Challenges of Feeding Rhubarb to Cows
Rhubarb is not widely grown across the world which makes it expensive to consider feeding to cattle as an alternative feed. Alternatives should be readily available and at an affordable cost for them to be viable options for feeding cows profitably. Due to the high price of rhubarb, most rhubarb available for feeding to cows would be rejected as not fit for human consumption, however, care should be taken as damaged stalks have a high concentration of oxalic acid. Cows will not readily consume rhubarb even if they come across it while grazing, this could be due to the tart taste of the plant, so feeding it might be a challenge. The rhubarb leaves as previously mentioned contain toxins that can be lethal to cattle, when attempting to feed rhubarb to cows the leaves should be cut off to from the stalks to limit the risk of poisoning as the stocks also contain low levels of the same toxins.
Safe Forages For Cattle Feeding
As noted above rhubarb is not an ideal forage for cows, the following are however safe and effective for feeding cows:
- Most grasses and grass crops like timothy, foxtail, ryegrass, oats, sorghum, and maize. Grasses make up the bulk of forage consumed by cows although sometimes they browse for legume species that offer higher protein options than grass.
- Legumes can be utilized as forage or their seeds can be crushed and fed to cows after roasting and removing oil.
- Common vegetables from the brassica family like cabbages, kale, and forage rape can be utilized for feeding cows
- Cows can also eat some fruits like mangoes, papayas, apples, and peaches.
This list is not exhaustive and farmers can feed most feeds, and forages from these groups using local knowledge, experience, and availability.
Other Plants Toxic to Cows
Apart from rhubarb there are other forages and feed resources that are toxic to cows, these can be accidentally grazed by cows or internally fed to cows by farmers with disastrous results if in excess. Trees like oak and red maple have been shown to be toxic to cows, and cows have been known to die from consuming fallen leaves from these trees. Another plant that can grow in pastures that is toxic to cows is hemlock, if cows consume the roots of this plant poisoning can occur. This list of noxious plants includes larkspur, bracken ferns, lupine, milkvetches, and wormwood.

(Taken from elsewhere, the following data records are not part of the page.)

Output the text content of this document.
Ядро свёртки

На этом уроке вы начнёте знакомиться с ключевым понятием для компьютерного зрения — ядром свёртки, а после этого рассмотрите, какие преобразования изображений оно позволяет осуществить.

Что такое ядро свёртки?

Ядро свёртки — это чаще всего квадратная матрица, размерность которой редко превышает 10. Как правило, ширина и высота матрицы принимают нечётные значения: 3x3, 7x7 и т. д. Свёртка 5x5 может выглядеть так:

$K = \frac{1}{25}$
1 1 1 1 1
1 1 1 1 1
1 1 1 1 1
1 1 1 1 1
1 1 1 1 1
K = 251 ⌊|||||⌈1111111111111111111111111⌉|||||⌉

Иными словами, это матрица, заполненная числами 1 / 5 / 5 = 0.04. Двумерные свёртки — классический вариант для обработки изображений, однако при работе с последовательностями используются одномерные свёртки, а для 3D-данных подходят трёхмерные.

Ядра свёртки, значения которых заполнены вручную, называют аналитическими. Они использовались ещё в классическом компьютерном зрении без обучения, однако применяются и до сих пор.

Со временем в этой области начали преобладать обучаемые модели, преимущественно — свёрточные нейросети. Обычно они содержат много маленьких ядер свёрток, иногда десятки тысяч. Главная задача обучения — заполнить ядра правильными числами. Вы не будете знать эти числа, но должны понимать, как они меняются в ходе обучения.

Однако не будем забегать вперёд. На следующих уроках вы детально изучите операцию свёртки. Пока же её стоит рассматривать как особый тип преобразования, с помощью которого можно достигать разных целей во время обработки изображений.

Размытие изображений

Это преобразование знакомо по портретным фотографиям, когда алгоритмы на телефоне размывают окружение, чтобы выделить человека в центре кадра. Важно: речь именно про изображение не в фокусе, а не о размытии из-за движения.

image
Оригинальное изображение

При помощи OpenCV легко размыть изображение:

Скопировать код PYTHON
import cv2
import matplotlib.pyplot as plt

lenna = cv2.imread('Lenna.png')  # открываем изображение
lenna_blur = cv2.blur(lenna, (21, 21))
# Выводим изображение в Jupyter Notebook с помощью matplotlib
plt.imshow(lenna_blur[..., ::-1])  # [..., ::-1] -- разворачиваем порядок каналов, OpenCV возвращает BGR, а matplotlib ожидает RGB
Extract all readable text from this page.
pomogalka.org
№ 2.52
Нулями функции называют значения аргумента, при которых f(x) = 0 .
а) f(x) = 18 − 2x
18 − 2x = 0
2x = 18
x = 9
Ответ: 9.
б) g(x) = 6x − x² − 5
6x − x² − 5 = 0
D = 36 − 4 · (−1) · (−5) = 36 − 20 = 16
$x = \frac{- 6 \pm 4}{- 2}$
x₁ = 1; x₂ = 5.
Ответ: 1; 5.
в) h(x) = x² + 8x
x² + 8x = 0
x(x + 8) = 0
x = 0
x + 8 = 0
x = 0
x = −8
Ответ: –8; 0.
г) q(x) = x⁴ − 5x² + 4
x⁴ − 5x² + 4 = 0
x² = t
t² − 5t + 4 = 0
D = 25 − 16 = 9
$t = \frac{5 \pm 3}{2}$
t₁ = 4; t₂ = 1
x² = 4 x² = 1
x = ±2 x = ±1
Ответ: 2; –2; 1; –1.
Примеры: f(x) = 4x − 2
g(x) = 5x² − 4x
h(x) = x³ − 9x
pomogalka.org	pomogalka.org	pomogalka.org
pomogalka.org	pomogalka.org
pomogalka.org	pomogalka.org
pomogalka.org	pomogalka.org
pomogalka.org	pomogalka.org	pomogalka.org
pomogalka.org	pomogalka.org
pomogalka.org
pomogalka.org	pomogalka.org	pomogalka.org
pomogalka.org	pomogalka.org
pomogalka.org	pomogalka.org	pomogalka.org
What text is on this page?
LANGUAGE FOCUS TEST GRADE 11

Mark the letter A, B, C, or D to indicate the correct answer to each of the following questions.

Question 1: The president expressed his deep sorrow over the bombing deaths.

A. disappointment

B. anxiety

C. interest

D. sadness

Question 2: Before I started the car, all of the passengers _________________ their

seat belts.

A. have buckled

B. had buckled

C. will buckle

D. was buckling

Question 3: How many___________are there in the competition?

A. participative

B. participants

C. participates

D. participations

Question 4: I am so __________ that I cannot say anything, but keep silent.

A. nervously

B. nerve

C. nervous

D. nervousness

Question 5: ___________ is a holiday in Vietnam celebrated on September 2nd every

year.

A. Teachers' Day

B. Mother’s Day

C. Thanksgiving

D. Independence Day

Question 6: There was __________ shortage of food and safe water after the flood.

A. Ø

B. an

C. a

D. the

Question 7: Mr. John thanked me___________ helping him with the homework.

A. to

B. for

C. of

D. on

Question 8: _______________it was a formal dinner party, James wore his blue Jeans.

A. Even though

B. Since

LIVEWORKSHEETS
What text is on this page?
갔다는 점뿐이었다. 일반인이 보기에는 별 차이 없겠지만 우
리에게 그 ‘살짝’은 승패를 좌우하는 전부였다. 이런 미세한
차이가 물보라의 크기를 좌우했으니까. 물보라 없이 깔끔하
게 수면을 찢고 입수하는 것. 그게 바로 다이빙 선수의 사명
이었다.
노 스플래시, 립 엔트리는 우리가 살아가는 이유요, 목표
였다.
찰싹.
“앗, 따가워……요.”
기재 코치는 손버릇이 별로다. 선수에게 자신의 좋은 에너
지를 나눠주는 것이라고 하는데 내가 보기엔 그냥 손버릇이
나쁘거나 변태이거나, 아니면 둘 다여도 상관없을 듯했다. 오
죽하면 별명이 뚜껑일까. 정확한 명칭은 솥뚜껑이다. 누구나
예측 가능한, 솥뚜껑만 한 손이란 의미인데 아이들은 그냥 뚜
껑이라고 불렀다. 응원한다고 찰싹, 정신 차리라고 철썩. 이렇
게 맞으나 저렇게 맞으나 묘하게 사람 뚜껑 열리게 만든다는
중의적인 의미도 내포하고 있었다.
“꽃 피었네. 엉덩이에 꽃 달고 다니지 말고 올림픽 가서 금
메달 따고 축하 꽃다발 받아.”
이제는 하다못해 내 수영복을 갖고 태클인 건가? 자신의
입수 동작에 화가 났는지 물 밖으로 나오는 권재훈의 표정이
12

In conclusion, it is recommended to avoid feeding rhubarb to cows as this is risky and might not be worth it as rhubarb is very nutrient-poor. The plant contains large concentrations of the toxic compound oxalic acid in its leaves which is toxic to cows. Cows can eat rhubarb but in very limited amounts, consuming only the stalks and not the leaves to avoid poisoning. This is not the most attractive choice for supplementing cow feed due to the various concerns discussed above and its recommended to avoid feeding it to cows and most livestock.